In 1941, the number of births in Pfedbors dropped to 2–3 per month, which significantly increased the costs of maintaining the Maternity Care Point and it was dissolved in June. In addition to working at the Point, Krybus also ran a private practice in Pfedbors. At that time, the Germans, fearing infectious diseases, ordered Poles in the General Government to carry out disinfection and vaccinations against typhus. Following the order of the Germans, the Poles formed sanitary units which carried out this order. One of the organizers of the sanitary units was Krybus. In March 1941, he participated in a supplementary course on infectious diseases organized by the National Institute Of Hygiene in Warsaw.

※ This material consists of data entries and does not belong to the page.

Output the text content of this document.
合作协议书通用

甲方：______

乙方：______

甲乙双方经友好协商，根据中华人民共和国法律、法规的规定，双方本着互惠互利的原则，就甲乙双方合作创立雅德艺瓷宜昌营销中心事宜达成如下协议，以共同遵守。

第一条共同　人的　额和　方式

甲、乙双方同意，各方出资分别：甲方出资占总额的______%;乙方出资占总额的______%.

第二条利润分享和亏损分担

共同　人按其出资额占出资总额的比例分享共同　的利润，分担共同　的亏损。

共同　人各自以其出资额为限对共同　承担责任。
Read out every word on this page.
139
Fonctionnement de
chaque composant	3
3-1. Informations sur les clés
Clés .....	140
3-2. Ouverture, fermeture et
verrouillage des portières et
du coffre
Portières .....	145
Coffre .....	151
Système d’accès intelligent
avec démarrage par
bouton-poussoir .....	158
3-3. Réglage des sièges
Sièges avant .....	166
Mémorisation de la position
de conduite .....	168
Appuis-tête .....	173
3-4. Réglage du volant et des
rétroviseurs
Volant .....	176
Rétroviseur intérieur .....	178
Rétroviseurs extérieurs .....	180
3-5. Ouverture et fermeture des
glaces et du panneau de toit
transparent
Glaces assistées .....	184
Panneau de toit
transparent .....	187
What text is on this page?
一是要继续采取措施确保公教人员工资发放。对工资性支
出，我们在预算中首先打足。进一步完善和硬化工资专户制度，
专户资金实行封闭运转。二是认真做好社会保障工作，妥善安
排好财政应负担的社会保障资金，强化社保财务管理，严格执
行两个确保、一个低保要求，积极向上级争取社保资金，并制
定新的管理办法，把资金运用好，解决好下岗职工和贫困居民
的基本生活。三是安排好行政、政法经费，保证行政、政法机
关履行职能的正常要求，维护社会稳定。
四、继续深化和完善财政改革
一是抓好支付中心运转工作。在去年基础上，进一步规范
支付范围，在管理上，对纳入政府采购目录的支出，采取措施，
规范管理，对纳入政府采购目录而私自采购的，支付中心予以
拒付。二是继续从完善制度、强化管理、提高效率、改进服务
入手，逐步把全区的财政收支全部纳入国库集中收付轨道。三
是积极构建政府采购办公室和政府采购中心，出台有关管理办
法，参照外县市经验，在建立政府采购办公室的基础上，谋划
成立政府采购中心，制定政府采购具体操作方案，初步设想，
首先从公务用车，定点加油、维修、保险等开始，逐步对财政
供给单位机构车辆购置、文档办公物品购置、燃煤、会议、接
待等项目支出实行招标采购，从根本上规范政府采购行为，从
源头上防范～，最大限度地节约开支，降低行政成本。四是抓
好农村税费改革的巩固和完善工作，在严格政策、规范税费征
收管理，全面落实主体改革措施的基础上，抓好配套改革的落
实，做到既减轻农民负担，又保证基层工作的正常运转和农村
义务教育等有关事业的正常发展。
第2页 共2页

In the autumn of 1941, Dr. Krybus was offered a job in Tarnau. Together with his stepson Zbigniew Dobrzyński, he moved to this city in October 1941. He left his family in Pfedbors, not wanting to expose them to danger. In the Tarnau district, epidemics broke out: typhus and dysentery. Krybus organized a sanitary column in this area - he saved the lives of many people. When in January 1945 the German army withdrew from Polish lands, Dr. Krybus worked as a district doctor in Tarnau from 19 January to 21 February 1945. Krybus returned to Książ on 5 March 1945. Together with his family, he once again settled in the house at ul. Bolesława Pierackiego 17 where he spent the rest of his life in.

== Death ==

Krybus died on 22 January 1970 in Książ Wielkopolski and was buried in the local cemetery. He was undoubtedly the most outstanding figure of pre-war and post-war Książ. Several years after Krybus's death, remembering his merits, the National Council of the City and Commune in Książ adopted Resolution No. II/9/78 of 29 March 1978 on naming a newly marked street in Książ after Maksymilian Krybus, and on 4 October 2005 a ceremony was held to name the Junior High School in Książ after Maksymilian Krybus. A commemorative plaque dedicated to him was also unveiled there.

== Personal life ==

Krybus was married to widow Adela Dobrzyńska, née Szlegel they got engaged in 1926, and had a child together called Jerzy. He was also the stepfather of, three stepchildren (Note: Zbigniew (1917–?)
 Irena (1919–2003), and Barbara (1922–1996)). They soon came to Książ Wielkopolski and settled there permanently.